Le Miel de l’Ours, éditeur de poésies

Présentation

(extrait d'une interview pour le Journal Le Persil)

Poésie romande

"… Nous apprenons dans le désordre que Le Miel de l’Ours reçoit une vingtaine de manuscrits par année, qu’il en publie deux ou trois, que ses livres se vendent tous entre 15 et 20 francs pièce, et que, malgré une absence de vraie distribution («je ne mets pas assez d’énergie là-dedans»), certains tirages arrivent à épuisement.

Duret réaligne les crayons de couleur qu’il a posés à côté de sa tasse à café. Du thé refroidit entre quelques biscuits géométriques. «J’ai été assez flou dans votre questionnaire, parce c’est assez flou dans la réalité.» Le Miel de l’Ours n’a aucune raison sociale juridique. «C’est un nom, c’est tout.» Il ne fait pas partie non plus de la grande famille genevoise du Cercle de la Libraires et de l’Edition. Pour ce perfectionniste qui ne délègue quasiment rien de son travail, la solitude est une vertu. Duret se tourne vers une petite table de bois garnie de volumes similaires, en pose quelques-uns devant nous. Il y a du Voisard, du Chessex, du Sylvain Thévoz. Des sangliers dessinés, des recueils anthologiques. Et du Duret, bien sûr. Est-il conscient d’incarner à merveille ce léger «cloisonnement» de la poésie romande, dans le panorama actuel? Les éditeurs qui «font» de la poésie (Empreinte et Samizdat pour ne citer qu’eux) sont souvent des spécialistes, alors que les autres (on prend l’exemple de Zoé) éditent de tout, sauf de la poésie. Parvient-il à expliquer cette curieuse chasse gardée?

«…Je veux démocratiser le genre.
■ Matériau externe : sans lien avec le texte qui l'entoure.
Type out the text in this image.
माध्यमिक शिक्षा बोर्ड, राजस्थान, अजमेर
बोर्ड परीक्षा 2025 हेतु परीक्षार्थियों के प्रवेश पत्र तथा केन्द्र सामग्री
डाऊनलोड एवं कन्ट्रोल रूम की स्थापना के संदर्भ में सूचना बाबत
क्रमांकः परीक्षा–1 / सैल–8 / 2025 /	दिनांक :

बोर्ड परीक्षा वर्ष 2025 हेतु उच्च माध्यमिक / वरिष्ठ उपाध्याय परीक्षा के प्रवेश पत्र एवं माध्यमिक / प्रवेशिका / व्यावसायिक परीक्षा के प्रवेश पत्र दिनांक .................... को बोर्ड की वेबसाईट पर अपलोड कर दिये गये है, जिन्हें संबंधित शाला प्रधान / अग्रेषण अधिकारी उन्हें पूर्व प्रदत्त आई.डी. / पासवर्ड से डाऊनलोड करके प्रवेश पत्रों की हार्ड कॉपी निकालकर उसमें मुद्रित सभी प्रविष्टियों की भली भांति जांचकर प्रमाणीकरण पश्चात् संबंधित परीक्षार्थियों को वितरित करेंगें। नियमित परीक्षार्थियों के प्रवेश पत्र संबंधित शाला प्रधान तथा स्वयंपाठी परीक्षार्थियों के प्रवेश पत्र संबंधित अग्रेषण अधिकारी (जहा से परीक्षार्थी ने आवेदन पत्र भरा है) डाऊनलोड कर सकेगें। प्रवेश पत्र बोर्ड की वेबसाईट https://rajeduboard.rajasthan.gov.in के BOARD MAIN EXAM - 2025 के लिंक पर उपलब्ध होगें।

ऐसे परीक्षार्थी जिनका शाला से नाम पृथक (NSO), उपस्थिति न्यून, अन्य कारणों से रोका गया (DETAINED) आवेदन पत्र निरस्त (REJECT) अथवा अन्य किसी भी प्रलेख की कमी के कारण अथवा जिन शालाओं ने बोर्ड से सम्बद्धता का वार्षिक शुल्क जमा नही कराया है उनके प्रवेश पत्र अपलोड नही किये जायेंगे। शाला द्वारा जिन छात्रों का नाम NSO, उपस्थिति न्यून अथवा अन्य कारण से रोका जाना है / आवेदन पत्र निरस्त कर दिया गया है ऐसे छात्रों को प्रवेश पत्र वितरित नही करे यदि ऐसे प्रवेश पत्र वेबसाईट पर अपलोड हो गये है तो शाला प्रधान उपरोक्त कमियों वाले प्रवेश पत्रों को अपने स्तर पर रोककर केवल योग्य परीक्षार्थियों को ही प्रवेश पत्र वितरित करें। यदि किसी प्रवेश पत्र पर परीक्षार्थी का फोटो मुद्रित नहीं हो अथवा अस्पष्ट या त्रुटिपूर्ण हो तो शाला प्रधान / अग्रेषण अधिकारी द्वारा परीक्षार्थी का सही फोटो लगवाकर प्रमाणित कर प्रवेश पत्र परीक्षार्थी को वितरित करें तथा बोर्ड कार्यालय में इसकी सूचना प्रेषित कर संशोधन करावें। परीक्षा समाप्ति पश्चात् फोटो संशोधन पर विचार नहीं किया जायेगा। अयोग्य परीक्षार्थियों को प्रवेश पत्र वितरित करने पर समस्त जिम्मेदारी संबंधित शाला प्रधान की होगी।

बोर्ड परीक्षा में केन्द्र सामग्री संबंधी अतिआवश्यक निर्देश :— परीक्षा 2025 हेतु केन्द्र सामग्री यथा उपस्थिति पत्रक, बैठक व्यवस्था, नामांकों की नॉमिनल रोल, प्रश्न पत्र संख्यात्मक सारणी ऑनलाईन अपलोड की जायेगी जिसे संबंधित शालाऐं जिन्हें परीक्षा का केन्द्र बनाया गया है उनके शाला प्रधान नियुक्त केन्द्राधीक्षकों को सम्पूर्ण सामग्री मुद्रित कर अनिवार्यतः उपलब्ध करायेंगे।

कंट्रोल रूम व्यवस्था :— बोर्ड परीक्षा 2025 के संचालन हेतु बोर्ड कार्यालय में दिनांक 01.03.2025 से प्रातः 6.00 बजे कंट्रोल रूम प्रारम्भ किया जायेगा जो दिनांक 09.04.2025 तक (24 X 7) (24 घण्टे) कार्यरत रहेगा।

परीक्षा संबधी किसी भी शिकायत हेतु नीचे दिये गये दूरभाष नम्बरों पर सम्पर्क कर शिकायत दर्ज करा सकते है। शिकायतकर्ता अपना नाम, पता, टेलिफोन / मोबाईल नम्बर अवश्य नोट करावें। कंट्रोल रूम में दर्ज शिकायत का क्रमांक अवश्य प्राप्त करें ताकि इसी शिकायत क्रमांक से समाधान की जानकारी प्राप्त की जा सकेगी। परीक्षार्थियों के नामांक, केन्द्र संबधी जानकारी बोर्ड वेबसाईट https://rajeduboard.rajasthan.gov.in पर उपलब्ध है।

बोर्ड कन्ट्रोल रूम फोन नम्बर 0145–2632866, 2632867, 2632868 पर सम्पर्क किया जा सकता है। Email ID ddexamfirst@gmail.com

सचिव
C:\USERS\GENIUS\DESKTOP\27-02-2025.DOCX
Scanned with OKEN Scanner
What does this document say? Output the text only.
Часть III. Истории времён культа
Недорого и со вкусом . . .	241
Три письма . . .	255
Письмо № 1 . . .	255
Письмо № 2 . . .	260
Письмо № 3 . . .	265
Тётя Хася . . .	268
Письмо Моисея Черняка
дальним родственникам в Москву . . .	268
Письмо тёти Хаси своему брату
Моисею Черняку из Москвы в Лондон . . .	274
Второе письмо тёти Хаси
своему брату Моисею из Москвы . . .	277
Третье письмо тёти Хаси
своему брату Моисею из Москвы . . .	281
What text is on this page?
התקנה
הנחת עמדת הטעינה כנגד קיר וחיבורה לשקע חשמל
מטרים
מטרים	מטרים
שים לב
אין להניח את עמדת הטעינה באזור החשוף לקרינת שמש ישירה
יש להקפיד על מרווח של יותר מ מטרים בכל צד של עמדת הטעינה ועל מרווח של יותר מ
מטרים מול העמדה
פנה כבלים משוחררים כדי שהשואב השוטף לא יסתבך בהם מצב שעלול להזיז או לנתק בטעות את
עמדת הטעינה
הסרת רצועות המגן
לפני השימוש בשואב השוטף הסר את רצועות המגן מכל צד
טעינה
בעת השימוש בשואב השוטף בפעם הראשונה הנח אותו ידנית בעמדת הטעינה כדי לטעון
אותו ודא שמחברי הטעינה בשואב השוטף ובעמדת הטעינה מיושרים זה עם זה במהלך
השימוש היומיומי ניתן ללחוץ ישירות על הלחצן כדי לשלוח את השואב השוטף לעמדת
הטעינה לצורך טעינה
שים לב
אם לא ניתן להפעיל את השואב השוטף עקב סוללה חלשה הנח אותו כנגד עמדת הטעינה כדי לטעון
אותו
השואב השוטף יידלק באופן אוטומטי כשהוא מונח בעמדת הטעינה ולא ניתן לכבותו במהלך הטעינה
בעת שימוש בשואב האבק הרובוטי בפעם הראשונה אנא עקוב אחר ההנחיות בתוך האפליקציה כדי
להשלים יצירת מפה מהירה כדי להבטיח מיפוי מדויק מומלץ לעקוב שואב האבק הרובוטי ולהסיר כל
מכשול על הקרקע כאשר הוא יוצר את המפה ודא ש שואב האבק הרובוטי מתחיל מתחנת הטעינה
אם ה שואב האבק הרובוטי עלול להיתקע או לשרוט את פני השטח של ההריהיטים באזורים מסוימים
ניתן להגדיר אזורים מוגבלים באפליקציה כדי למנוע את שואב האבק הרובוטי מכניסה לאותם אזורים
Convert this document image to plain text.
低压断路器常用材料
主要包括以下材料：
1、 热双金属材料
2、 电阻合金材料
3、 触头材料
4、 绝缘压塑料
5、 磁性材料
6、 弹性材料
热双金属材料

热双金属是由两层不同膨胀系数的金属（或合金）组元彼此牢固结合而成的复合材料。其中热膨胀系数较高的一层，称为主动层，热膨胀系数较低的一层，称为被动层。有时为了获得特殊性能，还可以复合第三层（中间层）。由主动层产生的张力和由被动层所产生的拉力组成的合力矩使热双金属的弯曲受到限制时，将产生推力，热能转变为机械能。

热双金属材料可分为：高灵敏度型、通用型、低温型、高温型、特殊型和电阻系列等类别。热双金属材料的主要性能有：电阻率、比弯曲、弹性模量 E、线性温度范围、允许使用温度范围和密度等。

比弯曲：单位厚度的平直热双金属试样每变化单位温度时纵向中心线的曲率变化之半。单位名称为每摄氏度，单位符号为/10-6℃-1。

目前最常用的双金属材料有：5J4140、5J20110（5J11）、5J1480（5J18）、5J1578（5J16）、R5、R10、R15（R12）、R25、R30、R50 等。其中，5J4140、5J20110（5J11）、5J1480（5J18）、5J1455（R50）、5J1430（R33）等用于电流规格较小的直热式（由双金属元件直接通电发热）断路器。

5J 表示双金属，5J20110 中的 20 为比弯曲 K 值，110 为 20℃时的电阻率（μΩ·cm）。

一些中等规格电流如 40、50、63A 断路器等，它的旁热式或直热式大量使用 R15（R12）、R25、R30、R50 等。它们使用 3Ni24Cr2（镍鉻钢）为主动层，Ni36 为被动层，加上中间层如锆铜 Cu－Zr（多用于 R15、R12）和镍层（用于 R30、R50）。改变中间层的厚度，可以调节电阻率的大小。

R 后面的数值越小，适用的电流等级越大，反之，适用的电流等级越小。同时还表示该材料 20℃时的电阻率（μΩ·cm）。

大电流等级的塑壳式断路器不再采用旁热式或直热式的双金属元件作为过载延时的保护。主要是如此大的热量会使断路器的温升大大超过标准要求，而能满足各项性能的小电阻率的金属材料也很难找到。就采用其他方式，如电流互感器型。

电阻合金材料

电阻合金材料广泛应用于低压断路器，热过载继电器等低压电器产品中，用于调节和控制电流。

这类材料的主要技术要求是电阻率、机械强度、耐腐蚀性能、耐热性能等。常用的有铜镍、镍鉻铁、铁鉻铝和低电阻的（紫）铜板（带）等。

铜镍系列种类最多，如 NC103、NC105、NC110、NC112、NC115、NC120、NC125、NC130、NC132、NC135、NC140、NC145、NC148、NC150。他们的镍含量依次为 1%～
En Suisse romande, ça grouille positivement. Il y a un réel intérêt.» N’est-ce pas tout de même un peu enclavant, ce «milieu dans le milieu» ? Il réfléchit quelques secondes: «C’est vrai qu’on s’entre-lit un peu, qu’on se publie les uns les autres… Mais la poésie, que voulez-vous, c’est la chose la plus intime qui soit.»

La fin de l'hibernation

«Lorsque j’ai fondé une première maison, il y a une vingtaine d’années, j’avais pour ambition de faire du commercial pour payer la poésie. Ça n’a pas marché. Je m’échinais pour rien. Avec le Miel de l’Ours, je redeviens puriste. Mes livres doivent se suffire à eux-mêmes, et je mets toute mon énergie dans une seule chose.» Duret, sur le papier déjà, nous avait semblé moins sectaire que d’autres «adeptes» de la poésie romande. Sa ligne actuelle le confirme, qui prône l’ouverture, l’expérimentation, le jeu, la performance. Le Miel de l’Ours trouve bel et bien son public. Cette évolution est visible dans le catalogue. Parrainé à ses débuts par un Maître renard des futaies romandes (Duret fait partie de ces lecteurs qui savent que la poésie de Chessex vaut mieux que ses romans), heureux de publier occasionnellement Alexandre Voisard, Georges Haldas, Vahé Godel ou Mousse Boulanger («les poètes cherchent à publier à tout prix, où que ce soit»), l’Ours change de plus en plus souvent son fusil d’épaule et se joue, depuis quelques années, des carcans et de la haute poésie. Les petits carnets n’ont certes pas changé de format, mais ils arborent à présent des couleurs plus acidulées.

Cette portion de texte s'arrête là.